Page 13 of Dirty Damage

The answer is the same as it’s always been: The Palmer Women Curse.

A memory starts rolling. I’m four, maybe five. Our apartment smells like cheap hairspray and drugstore perfume.

Mom stands in front of our cracked bathroom mirror, painting her lips the color of cherry popsicles while Sydney and I perch on the edge of the bathtub, watching the transformation.

“Third date this month,” Sydney whispers, her voice carrying that edge of grown-up knowing that makes me jealous. “He works at the Bellagio.”

Mom catches Sydney’s eye in the mirror. “Don’t get your hopes up, baby. You know how these things go.” She blots her lipstick on a square of toilet paper, leaving a perfect kiss mark. “Palmer women and good men mix like oil and water.”

“What does that mean, Mommy?” I ask, swinging my legs against the chipped porcelain.

“It means we’re cursed, sweet pea.” Mom sighs, fluffing her blonde curls. “Pretty enough to catch ‘em, dumb enough to want ‘em, and just unlucky enough to pick the wrong ones every time.”

She winks, but it doesn’t reach her eyes.

The doorbell rings. Mom kneels down, cups my cheeks in her warm hands.

“Syd’s in charge ‘til I get back. No answering the door, no touching the stove.”

Then she’s gone, swishing and clomping out the door.

“He looks nice,” I observe as we peek through the curtains, watching her click-clack across the parking lot in her too-high heels.

“They all look nice at first,” Sydney says, sounding just like Mom. “But they never, ever are.”

In the present, I drag myself back to bed and stare at my phone’s screen. The messages are still coming in. One from Mara:

CALL ME NOW. I don’t care what time it is.

I can’t face her. Can’t face anyone.

But I have to. I have thirty minutes before I need to leave for work, where every person I pass will have seen what I look like in lingerie. Where my boss—who already saw me half-naked yesterday—will now think I’m some kind of…

What? Cam girl? Attention seeker? Gold-digger.

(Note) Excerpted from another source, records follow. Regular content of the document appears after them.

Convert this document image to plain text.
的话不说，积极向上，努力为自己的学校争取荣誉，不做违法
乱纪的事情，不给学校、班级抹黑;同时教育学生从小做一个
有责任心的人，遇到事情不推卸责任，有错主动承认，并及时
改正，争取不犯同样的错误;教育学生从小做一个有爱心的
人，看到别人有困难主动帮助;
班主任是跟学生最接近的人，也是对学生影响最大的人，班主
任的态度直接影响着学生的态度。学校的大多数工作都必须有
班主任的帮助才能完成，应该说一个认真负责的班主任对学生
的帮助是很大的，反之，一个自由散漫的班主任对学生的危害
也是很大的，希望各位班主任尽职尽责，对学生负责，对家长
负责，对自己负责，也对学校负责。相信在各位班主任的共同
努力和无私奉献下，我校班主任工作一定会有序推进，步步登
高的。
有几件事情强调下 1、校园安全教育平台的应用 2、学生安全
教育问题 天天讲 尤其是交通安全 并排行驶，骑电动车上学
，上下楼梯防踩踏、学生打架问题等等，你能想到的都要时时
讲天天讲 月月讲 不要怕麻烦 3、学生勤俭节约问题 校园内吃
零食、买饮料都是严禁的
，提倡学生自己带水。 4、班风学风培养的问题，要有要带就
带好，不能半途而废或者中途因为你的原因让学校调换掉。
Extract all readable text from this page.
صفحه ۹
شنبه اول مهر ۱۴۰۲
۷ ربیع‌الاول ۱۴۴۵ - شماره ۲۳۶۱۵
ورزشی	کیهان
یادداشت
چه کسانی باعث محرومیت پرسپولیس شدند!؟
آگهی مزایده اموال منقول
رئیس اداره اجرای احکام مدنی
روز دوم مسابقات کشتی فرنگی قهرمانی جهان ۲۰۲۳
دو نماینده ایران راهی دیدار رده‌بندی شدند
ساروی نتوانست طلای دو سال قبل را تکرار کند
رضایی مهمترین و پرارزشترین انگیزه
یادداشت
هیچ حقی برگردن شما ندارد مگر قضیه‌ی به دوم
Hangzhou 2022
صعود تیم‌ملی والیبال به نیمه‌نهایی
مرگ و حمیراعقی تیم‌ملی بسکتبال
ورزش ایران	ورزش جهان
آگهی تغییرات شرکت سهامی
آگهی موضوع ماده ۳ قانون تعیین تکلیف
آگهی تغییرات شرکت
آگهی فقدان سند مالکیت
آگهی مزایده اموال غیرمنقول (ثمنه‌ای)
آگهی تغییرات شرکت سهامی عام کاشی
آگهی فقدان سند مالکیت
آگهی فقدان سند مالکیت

I curl into a fetal position, my breaths coming in short, panicked bursts.

This can’t be happening.

But it is.

4

OLEG

The boardroom air tastes stale, recycled through vents that haven’t been cleaned since the Bush administration. My collar digs into my neck.

No matter how many thousands I spend on bespoke tailoring, suits always feel like armor welded to my skin—necessary, but fucking confining.

I keep my voice steady as I gesture toward the final slide of my presentation.

“The cloaking system renders vessels virtually undetectable to standard sonar and radar technologies.”

Five of the six board members lean forward.

Leonie Xiao’s eyes gleam with the precise calculation of potential profit margins.

Rodney Weiss and Mae Malevich scribble furious notes.